Tellingly, the most successful area of software development is ignored
by software engineering, and it ignores software engineering:
compilers. This is one kind of software that often is intellectually
manageable and where a new project consists of modifying an existing
intellectually manageable system. Here is one kind of project without
“… missed schedules, blown budgets, and flawed products”, as Brooks
so aptly describes some other kinds of project.

And this is exactly how innovation proceeds in engineering. I mean
real engineering, not software development. Real engineers are liable
for failures in their products. Dijkstra’s proposal to restrict
consideration to intellectually manageable designs, which is
considered so utterly unrealistic in software, is utterly obvious to
engineers. So obvious that it may never even have been stated.

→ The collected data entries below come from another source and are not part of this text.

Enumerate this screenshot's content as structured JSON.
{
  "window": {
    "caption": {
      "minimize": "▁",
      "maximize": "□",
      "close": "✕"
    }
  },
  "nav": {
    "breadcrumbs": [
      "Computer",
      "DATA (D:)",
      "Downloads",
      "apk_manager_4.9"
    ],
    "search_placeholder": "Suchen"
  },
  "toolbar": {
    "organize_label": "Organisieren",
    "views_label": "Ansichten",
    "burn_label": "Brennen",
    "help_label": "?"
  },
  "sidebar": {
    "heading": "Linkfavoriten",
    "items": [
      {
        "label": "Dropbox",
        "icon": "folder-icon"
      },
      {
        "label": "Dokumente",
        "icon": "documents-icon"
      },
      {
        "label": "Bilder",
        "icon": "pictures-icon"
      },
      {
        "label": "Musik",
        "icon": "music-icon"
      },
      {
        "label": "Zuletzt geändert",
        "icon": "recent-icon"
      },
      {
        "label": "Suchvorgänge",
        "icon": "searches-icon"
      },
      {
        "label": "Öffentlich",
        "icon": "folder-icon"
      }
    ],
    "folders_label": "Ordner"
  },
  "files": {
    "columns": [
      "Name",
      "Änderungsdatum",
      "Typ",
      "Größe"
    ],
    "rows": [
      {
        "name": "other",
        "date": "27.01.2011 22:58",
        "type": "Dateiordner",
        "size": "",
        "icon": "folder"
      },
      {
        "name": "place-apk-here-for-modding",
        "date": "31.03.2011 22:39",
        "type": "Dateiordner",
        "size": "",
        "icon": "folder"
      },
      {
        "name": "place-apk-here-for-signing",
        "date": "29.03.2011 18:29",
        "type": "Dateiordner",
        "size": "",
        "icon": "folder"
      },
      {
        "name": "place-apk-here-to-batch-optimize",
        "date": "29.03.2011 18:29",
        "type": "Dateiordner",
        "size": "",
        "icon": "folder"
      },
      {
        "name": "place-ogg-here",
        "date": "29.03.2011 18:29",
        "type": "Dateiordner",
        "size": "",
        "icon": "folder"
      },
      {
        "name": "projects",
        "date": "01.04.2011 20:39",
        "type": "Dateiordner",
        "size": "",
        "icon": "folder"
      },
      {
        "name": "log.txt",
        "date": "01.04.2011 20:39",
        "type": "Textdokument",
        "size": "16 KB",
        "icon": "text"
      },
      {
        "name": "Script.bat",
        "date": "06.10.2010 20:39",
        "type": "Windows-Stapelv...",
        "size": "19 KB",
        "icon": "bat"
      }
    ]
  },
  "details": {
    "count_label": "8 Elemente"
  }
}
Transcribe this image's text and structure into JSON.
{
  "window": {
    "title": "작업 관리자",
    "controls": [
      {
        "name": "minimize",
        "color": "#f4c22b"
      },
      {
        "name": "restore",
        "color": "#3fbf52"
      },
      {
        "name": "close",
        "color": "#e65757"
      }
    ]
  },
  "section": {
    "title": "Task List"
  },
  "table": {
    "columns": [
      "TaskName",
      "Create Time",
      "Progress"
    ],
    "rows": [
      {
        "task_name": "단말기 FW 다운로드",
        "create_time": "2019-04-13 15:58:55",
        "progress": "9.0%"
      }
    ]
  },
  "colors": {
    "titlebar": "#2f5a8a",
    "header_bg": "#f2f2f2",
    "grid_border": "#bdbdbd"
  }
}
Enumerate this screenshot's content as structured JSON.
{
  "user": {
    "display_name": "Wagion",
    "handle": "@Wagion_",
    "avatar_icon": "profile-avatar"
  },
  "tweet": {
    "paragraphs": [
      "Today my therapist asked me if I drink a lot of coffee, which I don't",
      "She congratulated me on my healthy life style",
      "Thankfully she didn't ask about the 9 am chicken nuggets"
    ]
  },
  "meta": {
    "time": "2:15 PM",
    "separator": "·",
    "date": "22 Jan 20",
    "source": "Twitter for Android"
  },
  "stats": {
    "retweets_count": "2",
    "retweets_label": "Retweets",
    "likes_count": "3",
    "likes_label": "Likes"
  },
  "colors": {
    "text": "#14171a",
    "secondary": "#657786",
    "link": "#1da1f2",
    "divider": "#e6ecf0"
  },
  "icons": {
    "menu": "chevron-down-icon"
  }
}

Of course, there is plenty of scope for unmanageable complexity in
engineering. There are plenty of ideas for new designs, new materials,
new production methods, new computation methods, … Unmanageable
complexity is not the prerogative of software.

But an engineer knows he’s going to be personally liable if he takes
but one small step beyond what’s intellectually manageable. Compared
to software “engineers”, engineers are humble people: they know their
limitations. They have to.

What then to do about Brooks’s typical software development project
that

…is usually innocent and straightforward, but is
capable of becoming a monster of missed schedules,
blown budgets, and flawed products?

The silver bullet that Brooks says does not exist, is a
humble programmer, who keeps complexity within the bounds
of manageability. It is a software engineer who is an
engineer.

One Response to “No Silver Bullet? Get a Humble Programmer.”

  1. Yigal rachman Says:

    Maarten, you have nailed it. Bertrand Meyer has stated something in similar vein in his explanation or the need for type safe languages: about the myth of the super programmer who does not make bugs.